Öğrencilere sınıfı geçiyorsunuz ama öğretmeni itibarsızlaştırdığınızın, topluma yaşam alanı bırakmadığınızın farkında bile değilsiniz.
Anlayana Gülmece
Amiral ve Onbaşı
Gece tatbikatı yapan savaş gemisinde, gözetleme kulesindeki askere hitaben komutanın şu emri duyulur:
- Asker, yakınımızda herhangi bir gemi var mı?
- Sanırım evet komutanım... Tam karşımızda yanıp sönen bir ışık görüyorum
Biraz hiddetlenen komutan yeni emrini vermekte gecikmez:
- Hemen mesaj gönder, 20 derece doğu tarafımızda olmazsa çarpışacağız.
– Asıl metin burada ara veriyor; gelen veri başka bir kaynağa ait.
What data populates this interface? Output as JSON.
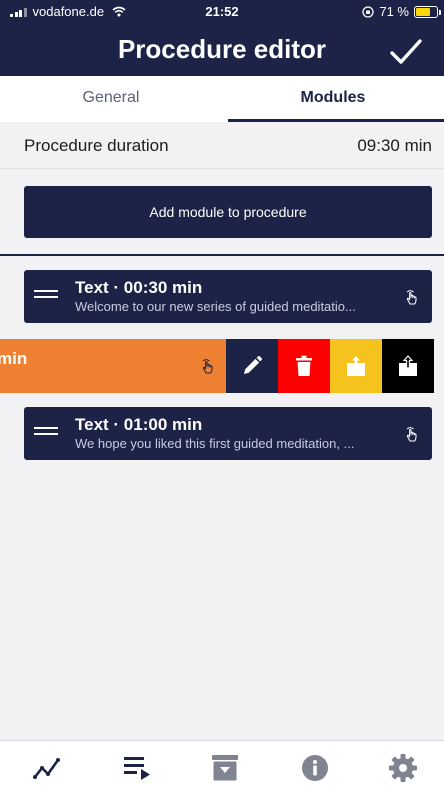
{
  "status_bar": {
    "carrier": "vodafone.de",
    "time": "21:52",
    "battery_text": "71 %",
    "battery_level": 0.71,
    "battery_color": "#ffd60a"
  },
  "header": {
    "title": "Procedure editor",
    "confirm_icon": "checkmark-icon"
  },
  "tabs": [
    {
      "label": "General",
      "active": false
    },
    {
      "label": "Modules",
      "active": true
    }
  ],
  "procedure": {
    "duration_label": "Procedure duration",
    "duration_value": "09:30 min"
  },
  "add_button_label": "Add module to procedure",
  "modules": [
    {
      "title": "Text · 00:30 min",
      "description": "Welcome to our new series of guided meditatio..."
    },
    {
      "partial_text": "min",
      "swiped_open": true
    },
    {
      "title": "Text · 01:00 min",
      "description": "We hope you liked this first guided meditation, ..."
    }
  ],
  "swipe_actions": [
    {
      "name": "edit",
      "icon": "pencil-icon",
      "color": "#1c2346"
    },
    {
      "name": "delete",
      "icon": "trash-icon",
      "color": "#fe0000"
    },
    {
      "name": "share",
      "icon": "share-icon",
      "color": "#f6c21d"
    },
    {
      "name": "export",
      "icon": "export-icon",
      "color": "#000000"
    }
  ],
  "bottom_nav": [
    {
      "icon": "chart-line-icon",
      "active": false
    },
    {
      "icon": "playlist-icon",
      "active": true
    },
    {
      "icon": "archive-download-icon",
      "active": false
    },
    {
      "icon": "info-icon",
      "active": false
    },
    {
      "icon": "settings-gear-icon",
      "active": false
    }
  ],
  "colors": {
    "primary": "#1c2346",
    "swiped_module": "#ee8131",
    "background": "#f2f2f4"
  }
}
Bunun üzerine karşıdan mesaj gelir:
- Haklısınız çarpışmak üzereyiz, 20 derece batıda olmanız lazım.
Daha da öfkelenen komutan şu emrin gönderilmesini ister:
- Ben amiralim ve bu da benim gemim, hemen 20 derece doğuya gitmeni emrediyorum.
Karşı taraftan durumun anlaşıldığını belirten ve şu cümleyle biten yeni bir mesaj gelir:
- Ben bir deniz onbaşısıyım ve burası da bir deniz feneri her şeye rağmen rotanızı değiştirmeyecekseniz birazdan çarpışacağız...
Okumuş muydunuz?
Gömleğin ilk düğmesi yanlış iliklenince, diğerleri de yanlış gider.